The Associação de Futebol do Algarve is one of the 22 district football associations that are affiliated to the Portuguese Football Federation. The AF Algarve administers lower tier football in the district of Faro.

==Background==
Associação de Futebol do Algarve, commonly referred to as AF Algarve, is the governing body for football in the district of Faro. The Football Association is based in Penha in Faro, close to Piscinas Municipais de Faro (Faro Municipal Swimming Pool) and Complexo Desportivo da Penha (Sports Complex of Penha). The Association's President is António Coelho Matosa.

The organisation was established on 22 January 1922 following an initial meeting on 15 October 1921 at the Ginásio Clube Farense by representatives from a number of Algarve clubs including Sporting Clube Farense, Sport Lisboa e Faro, Boxing Futebol Clube (Portimão), Sporting Clube Olhanense, Lusitano Futebol Clube, Glória Futebol Clube, Portimonense Sporting Clube, Sport Club União, Sport Club "Os Leões Portimonenses" and Esperança Futebol Clube. The two previous attempts to establish a Football Association ended in failure.

==Competitions==
Algarve clubs compete in the three national levels of the Portuguese football league system in competitions run by the Portuguese League for Professional Football (Primeira Liga and LigaPro) and Portuguese Football Federation (Campeonato de Portugal (league)).

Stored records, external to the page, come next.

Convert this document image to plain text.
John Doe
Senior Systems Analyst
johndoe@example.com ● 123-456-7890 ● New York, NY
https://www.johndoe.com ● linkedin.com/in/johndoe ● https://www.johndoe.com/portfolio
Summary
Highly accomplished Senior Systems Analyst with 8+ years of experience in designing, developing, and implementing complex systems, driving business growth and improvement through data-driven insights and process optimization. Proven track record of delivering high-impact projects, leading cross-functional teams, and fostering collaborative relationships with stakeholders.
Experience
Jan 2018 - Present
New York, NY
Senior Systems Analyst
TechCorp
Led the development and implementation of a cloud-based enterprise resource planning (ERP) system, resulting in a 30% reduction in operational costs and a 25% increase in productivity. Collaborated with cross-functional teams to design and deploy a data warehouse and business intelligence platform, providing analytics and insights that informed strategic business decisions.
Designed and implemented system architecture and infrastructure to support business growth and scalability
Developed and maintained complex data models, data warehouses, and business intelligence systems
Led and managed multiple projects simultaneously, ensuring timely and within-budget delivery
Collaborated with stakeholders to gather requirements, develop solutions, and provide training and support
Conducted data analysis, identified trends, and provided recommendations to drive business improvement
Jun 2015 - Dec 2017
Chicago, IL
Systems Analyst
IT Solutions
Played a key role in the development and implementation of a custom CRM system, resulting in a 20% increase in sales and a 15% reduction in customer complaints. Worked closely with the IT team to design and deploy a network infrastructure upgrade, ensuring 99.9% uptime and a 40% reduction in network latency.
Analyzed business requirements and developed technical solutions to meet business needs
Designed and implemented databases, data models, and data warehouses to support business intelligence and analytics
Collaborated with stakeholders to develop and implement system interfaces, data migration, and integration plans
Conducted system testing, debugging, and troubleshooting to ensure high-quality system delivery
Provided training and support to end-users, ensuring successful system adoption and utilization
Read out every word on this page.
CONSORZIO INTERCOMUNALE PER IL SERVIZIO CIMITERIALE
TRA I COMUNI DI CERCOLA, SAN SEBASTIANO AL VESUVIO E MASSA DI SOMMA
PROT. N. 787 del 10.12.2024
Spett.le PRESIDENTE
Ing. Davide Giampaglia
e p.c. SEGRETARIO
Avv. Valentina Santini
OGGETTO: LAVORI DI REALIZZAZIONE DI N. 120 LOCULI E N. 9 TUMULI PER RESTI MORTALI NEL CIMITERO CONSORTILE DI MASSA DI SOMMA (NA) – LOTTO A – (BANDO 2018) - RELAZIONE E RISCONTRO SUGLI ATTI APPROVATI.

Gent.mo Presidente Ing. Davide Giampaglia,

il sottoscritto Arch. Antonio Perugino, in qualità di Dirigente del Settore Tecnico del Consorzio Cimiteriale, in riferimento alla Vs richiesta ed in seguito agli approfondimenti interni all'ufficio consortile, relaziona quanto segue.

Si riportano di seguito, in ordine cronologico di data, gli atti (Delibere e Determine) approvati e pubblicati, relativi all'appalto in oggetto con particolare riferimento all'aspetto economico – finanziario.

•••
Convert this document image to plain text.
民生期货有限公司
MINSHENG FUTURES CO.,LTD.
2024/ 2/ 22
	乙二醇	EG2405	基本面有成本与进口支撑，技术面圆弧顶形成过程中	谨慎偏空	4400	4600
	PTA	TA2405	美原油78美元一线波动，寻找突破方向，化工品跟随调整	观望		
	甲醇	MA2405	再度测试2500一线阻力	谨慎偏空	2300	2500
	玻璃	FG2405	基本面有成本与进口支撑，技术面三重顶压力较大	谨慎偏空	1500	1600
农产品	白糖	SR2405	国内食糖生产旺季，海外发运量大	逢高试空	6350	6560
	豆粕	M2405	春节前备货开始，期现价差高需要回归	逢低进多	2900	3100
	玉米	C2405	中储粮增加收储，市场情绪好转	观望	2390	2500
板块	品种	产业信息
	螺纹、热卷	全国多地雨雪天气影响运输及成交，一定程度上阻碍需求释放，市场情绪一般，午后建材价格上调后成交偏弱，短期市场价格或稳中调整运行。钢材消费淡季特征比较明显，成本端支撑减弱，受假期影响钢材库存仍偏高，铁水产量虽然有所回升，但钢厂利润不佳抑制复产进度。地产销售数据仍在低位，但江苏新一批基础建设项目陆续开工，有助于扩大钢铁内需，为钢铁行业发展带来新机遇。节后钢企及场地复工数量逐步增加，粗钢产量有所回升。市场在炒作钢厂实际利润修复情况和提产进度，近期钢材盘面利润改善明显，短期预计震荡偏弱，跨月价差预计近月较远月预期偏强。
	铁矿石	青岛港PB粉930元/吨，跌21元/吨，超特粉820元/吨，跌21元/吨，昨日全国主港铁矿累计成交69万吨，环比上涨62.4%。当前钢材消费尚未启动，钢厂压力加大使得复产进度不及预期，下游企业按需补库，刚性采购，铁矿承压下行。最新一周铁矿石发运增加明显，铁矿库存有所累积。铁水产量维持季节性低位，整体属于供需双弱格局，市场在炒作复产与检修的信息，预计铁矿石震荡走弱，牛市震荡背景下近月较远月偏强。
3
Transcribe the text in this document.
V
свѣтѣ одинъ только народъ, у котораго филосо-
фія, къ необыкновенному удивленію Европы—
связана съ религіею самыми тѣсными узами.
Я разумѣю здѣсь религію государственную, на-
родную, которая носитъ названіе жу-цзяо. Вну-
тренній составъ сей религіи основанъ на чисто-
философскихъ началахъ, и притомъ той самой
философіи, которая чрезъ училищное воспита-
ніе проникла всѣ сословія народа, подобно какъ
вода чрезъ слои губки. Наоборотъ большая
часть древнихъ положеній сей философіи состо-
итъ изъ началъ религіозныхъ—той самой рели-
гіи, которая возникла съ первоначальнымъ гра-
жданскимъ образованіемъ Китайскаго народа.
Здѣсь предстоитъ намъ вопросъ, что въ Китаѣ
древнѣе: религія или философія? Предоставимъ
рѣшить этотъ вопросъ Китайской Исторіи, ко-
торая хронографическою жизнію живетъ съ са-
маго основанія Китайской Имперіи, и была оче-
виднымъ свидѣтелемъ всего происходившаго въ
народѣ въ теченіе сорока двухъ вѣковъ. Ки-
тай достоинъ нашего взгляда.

Below the Campeonato de Portugal, the competitions are organised at a district level (known in Portuguese as Distritais) with each District Association organising its competitions according to geographical and other factors. The AF Algarve runs two league competitions with the Division One (1ª divisão) being at the fourth level of the league system and Division Two (2ª divisão) at the fifth level. At one time this second tier was divided into two groups on a geographical basis.

In more general terms the AF Algarve currently organises District Championships for Football and Futsal for men and women for all age groups including Senior, Junior, Youth, Beginners, Infants and Schools.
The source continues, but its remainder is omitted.